To stimulate the weakening economy, the Bank of Israel last week cut interest rates by a quarter point, to 4.5 percent. It was its first rate cut since the start of the Covid pandemic, and central bank governor Amir Yaron said further cuts were expected.
Yaron has said that the economy was already adapting to war conditions and showing signs of recovery, but that the ramifications of prolonged hostilities would be significant.
In particular, he emphasized the importance of stability and the need to curb rising public spending, which the central bank hopes will contribute to higher public debt and larger deficits.
“It is clear to all of us that the current economic uncertainty is closely related to the security situation and how the war will develop,” Yaron said.
Israel has taken several steps to calm uncertainty, including stabilizing the Israeli shekel. The government plans to increase the number of foreign workers allowed in the country from 50,000 to 70,000, to address a sudden labor shortage. Foreign workers have fled since more than 100,000 Palestinians from the West Bank have been banned from working in Israel.
In recent weeks, the military has also begun withdrawing several thousand troops from the Gaza Strip, at least temporarily, in part because of the economic cost of such a massive deployment of reservists.
Still, Yaron issued a stern warning on Jan. 1 to Netanyahu about fiscal priorities at a time when more spending must go toward defense and security and pressing domestic needs, such as making communities near Gaza’s borders livable and Lebanon after they were attacked by Hamas and Hezbollah militants. Criticism of the Netanyahu government’s funding of West Bank settlements and the ultra-Orthodox has intensified since the war.
“Failure to act now to tighten the budget through spending cuts, eliminate redundant ministries and increase revenues in light of war needs will likely cost the economy much more in the future,” Yaron said.
The war in Gaza, one of the longest Israel has ever fought, is already having repercussions throughout the economy.
Construction, which accounts for 14 percent of Israel’s economy, has slowed due to labor shortages. Although volunteers have helped, the departure of foreign workers and the loss of Palestinian labor has meant that fruits and vegetables rot on trees and in fields.

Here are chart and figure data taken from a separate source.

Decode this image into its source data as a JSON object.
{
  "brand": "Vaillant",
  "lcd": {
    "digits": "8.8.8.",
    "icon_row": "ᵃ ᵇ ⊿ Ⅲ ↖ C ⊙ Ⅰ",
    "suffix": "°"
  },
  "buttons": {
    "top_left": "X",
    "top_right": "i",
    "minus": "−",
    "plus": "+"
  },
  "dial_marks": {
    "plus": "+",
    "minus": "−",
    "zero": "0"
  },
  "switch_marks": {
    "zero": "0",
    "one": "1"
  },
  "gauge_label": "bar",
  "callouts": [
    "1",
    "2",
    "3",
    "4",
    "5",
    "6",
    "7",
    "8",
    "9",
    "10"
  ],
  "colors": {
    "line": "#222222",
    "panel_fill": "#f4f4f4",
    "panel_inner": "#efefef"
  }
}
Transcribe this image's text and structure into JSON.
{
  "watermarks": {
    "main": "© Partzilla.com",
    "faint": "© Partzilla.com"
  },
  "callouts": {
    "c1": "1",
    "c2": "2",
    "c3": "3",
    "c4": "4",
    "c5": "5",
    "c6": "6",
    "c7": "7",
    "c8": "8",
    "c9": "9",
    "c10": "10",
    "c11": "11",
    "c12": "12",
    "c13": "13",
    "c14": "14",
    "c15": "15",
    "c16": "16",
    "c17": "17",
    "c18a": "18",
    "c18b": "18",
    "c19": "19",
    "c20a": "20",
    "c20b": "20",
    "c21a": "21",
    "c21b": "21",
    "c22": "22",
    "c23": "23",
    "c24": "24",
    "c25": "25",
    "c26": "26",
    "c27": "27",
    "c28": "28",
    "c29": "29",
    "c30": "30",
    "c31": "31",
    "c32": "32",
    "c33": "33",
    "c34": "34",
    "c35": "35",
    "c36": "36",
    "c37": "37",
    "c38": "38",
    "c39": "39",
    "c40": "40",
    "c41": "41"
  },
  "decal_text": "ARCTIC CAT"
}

Additionally, some imports are in short supply because attacks by Houthi rebels in Yemen have disrupted transportation through the Bab el-Mandeb Strait.
Tourism immediately plummeted on October 8, just as it was recovering after the Covid pandemic, government officials said.
“There is nothing: no Israeli tourists, no non-Israeli tourists, no weddings, no henna celebrations before weddings, no housewarmings. Nobody is celebrating,” said Tomer Bent, who runs King David Treasures, a Judaica store on Jerusalem’s popular Ben Yehuda shopping street, which is often packed with people eating pizza and falafel or drinking coffee at sidewalk restaurants.
“But it will get better,” Mr. Bent said, pointing toward the sky. “We believe in Him.”
Shops in Ben Yehuda used to stay open until midnight in late December, when American tourists visited during the winter and Christmas holidays, said Moshe Saudi, who worked in a souvenir shop. Now they close early.
The Israel Innovation Authority has $100 million in government funding to support technology companies, especially startups that have lost funding. The industry was encouraged by last month’s announcement that semiconductor giant Intel would proceed with a planned $25 billion investment to expand a chip factory in southern Israel, after receiving a $3.2 billion grant. of the government.
“All of our entrepreneurs understand that no matter how much our overseas customers support and empathize with us, if we cannot meet our commitments, they have to move on,” said Dror Bin, CEO of the Innovation Authority.
Shortly after the war broke out, the organization began a new promotional campaign to increase trust in Israeli technology companies, despite the war. The motto: “Israeli technology delivers. IT DOES NOT MATTER THAT.”